Hobbs and Poteat were Nos. 10 and 11, respectively, on the depth chart among defensive backs in training camp.
Hobbs will probably start at cornerback opposite Asante Samuel, with Poteat, who was cut at the end of training camp and re-signed Oct. 19, being the top reserve.
Patriots coaches aren't sure Hobbs, a third-round draft pick out of Iowa State, is ready to step into the lineup, but they have no choice.
''I really feel like opportunity is going to be in preparation," Hobbs said. ''They're going to see if I'm prepared and things like that. I feel like I've done my best to prepare. I feel like the coaches have done their job preparing me. It's just a matter of execution now."
Poteat said he is in a better situation than when the team signed him just before the playoffs last season.
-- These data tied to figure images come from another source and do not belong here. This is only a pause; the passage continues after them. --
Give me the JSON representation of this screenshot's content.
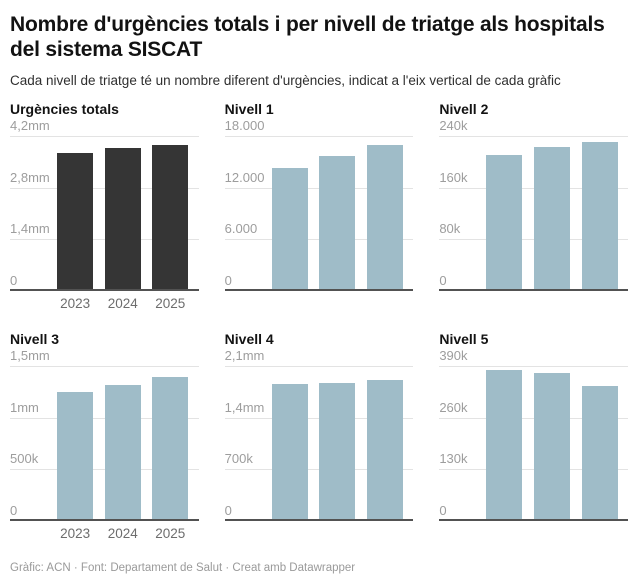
{
  "header": {
    "title": "Nombre d'urgències totals i per nivell de triatge als hospitals del sistema SISCAT",
    "subtitle": "Cada nivell de triatge té un nombre diferent d'urgències, indicat a l'eix vertical de cada gràfic"
  },
  "footer": {
    "credit": "Gràfic: ACN · Font: Departament de Salut · Creat amb Datawrapper"
  },
  "colors": {
    "dark_bar": "#353535",
    "light_bar": "#9fbcc8",
    "gridline": "#e3e3e3",
    "baseline": "#525252",
    "tick_label": "#9d9d9d",
    "year_label": "#6d6d6d"
  },
  "chart_data": [
    {
      "type": "bar",
      "title": "Urgències totals",
      "categories": [
        "2023",
        "2024",
        "2025"
      ],
      "values": [
        3730000,
        3870000,
        3940000
      ],
      "ylim": [
        0,
        4200000
      ],
      "yticks": [
        "4,2mm",
        "2,8mm",
        "1,4mm",
        "0"
      ],
      "bar_color": "#353535",
      "show_x_labels": true,
      "grid": true,
      "legend": "none"
    },
    {
      "type": "bar",
      "title": "Nivell 1",
      "categories": [
        "2023",
        "2024",
        "2025"
      ],
      "values": [
        14200,
        15700,
        16900
      ],
      "ylim": [
        0,
        18000
      ],
      "yticks": [
        "18.000",
        "12.000",
        "6.000",
        "0"
      ],
      "bar_color": "#9fbcc8",
      "show_x_labels": false,
      "grid": true,
      "legend": "none"
    },
    {
      "type": "bar",
      "title": "Nivell 2",
      "categories": [
        "2023",
        "2024",
        "2025"
      ],
      "values": [
        211000,
        223000,
        231000
      ],
      "ylim": [
        0,
        240000
      ],
      "yticks": [
        "240k",
        "160k",
        "80k",
        "0"
      ],
      "bar_color": "#9fbcc8",
      "show_x_labels": false,
      "grid": true,
      "legend": "none"
    },
    {
      "type": "bar",
      "title": "Nivell 3",
      "categories": [
        "2023",
        "2024",
        "2025"
      ],
      "values": [
        1250000,
        1310000,
        1390000
      ],
      "ylim": [
        0,
        1500000
      ],
      "yticks": [
        "1,5mm",
        "1mm",
        "500k",
        "0"
      ],
      "bar_color": "#9fbcc8",
      "show_x_labels": true,
      "grid": true,
      "legend": "none"
    },
    {
      "type": "bar",
      "title": "Nivell 4",
      "categories": [
        "2023",
        "2024",
        "2025"
      ],
      "values": [
        1850000,
        1870000,
        1910000
      ],
      "ylim": [
        0,
        2100000
      ],
      "yticks": [
        "2,1mm",
        "1,4mm",
        "700k",
        "0"
      ],
      "bar_color": "#9fbcc8",
      "show_x_labels": false,
      "grid": true,
      "legend": "none"
    },
    {
      "type": "bar",
      "title": "Nivell 5",
      "categories": [
        "2023",
        "2024",
        "2025"
      ],
      "values": [
        381000,
        373000,
        338000
      ],
      "ylim": [
        0,
        390000
      ],
      "yticks": [
        "390k",
        "260k",
        "130k",
        "0"
      ],
      "bar_color": "#9fbcc8",
      "show_x_labels": false,
      "grid": true,
      "legend": "none"
    }
  ]
}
''We all prepare as if we're starters, because things can happen and you have to be ready to step up," Poteat said. ''I've been in this situation before. You have to continue to work hard as if something is going to happen, so if it does, you're ready for it."
That is the situation for receiver Troy Brown as well. Though Brown has yet to practice at defensive back, where he played extensively last season because of injuries, Belichick said his veteran wideout could be called upon at any time.
''He's responsible, like a lot of players are, to be ready at multiple positions and different roles depending on circumstances," Belichick said. ''I would never tell a player, 'Well, we would never ask you to do this,' if he has any kind of preparation for it. I think he should prepare for it, because again, you never know what's going to happen.
''I can't tell you what's going to happen in the game, what we're going to need a player to do or not need a player to do. I think that's their job, is to be prepared for those situations if they come up and if we need them then we use them."